Basically too much trouble. Maps are now for all intents and purposes electronic data bases. Doing a printed version will remain possible but the printing and distribution systems are on their way out. You are going to have to print your own.

And the further problem will be that the up to date information will be available only in the electronic version.

So the map and compass is now two or three GPSs. I am a reasonably well trained navigator for the seas...learned the art before GPS. And I have reasonable experience with airplanes and rough country hiking. And yes I could find my way most anywhere with a map and a compass.

Those day however are gone. You use a different strategy. You get a GPS mapper with the latest information for the area in question. And you may well have a second and even a third. And you work out a strategy to assure redundant batteries to the extent needed. A GPS can actually last a very long time in hiking use. You turn it on when you need a fix. And leave it off when you don't.

And if you are anywhere near civilization or up high you turn your phone on once in a while. Never can tell you may catch some tidbit you care about.
Exactly, and what I would add is this--if a road is "seasonal," that should be in the GPS system just as points of entries in a Garmin Nuvi often-times have the phone number. If the road is shown as closed during Dec 1 - March 1, say, and the current date is January 25, it would be very easy for the system to not send someone down the road and/or show it as a "closed" option the same as it may route someone down a toll road but nonetheless "flag" the road as a toll and they know.

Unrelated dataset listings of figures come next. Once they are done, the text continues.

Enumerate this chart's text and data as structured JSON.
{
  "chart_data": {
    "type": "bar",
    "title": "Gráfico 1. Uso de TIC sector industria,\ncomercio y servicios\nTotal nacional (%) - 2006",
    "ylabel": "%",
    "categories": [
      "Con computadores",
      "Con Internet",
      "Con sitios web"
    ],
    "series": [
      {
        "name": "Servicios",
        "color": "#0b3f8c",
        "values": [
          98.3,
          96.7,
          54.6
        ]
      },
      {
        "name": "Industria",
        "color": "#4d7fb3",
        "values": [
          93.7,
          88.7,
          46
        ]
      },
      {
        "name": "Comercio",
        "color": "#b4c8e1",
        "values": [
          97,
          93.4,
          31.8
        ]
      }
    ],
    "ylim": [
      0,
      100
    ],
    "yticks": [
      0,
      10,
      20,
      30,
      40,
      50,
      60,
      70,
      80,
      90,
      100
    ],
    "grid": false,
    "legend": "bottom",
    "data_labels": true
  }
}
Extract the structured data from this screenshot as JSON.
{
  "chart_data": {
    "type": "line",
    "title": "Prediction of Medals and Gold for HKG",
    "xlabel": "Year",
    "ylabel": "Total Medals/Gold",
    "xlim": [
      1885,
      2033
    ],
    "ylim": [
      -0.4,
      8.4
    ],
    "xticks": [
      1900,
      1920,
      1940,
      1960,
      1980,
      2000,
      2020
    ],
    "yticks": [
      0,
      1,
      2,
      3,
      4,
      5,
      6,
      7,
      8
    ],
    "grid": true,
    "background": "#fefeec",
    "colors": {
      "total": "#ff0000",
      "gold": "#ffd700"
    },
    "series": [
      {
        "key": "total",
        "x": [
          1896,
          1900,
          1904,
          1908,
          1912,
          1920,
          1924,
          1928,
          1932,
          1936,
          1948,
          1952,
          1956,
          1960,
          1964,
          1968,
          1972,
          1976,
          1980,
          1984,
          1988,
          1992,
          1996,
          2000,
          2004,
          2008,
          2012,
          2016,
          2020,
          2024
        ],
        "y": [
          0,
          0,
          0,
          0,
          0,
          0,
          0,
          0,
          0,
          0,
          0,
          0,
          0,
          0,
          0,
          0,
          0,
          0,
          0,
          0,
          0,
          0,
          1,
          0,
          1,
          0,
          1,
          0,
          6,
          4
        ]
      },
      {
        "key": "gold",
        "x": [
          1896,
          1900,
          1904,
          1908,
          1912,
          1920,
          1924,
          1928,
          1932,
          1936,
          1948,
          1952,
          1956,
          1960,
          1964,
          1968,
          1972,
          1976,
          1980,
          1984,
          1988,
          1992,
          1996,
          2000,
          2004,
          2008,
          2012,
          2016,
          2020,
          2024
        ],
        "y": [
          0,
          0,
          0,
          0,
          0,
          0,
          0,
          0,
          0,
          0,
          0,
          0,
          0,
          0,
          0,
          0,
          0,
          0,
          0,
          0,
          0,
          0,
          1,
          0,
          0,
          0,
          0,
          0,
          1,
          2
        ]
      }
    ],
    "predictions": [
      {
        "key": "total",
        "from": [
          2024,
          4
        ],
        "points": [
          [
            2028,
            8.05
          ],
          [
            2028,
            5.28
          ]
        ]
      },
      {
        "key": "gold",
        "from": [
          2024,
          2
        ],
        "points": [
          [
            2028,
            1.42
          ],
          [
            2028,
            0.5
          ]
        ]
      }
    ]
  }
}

I am not saying that it isn't a good idea for a person to look things up as others speak of, of course that's a good idea. However, if you're creating a GPS system, why would you not put something in there like this? That's what I'm saying. In this scenario, if a GPS sent them down an unfit road, then the maker of their GPS should make it a priority in such situations to update the information on file and push out an update (yes I realize if someone doesn't update their GPS they won't get this and that's on them).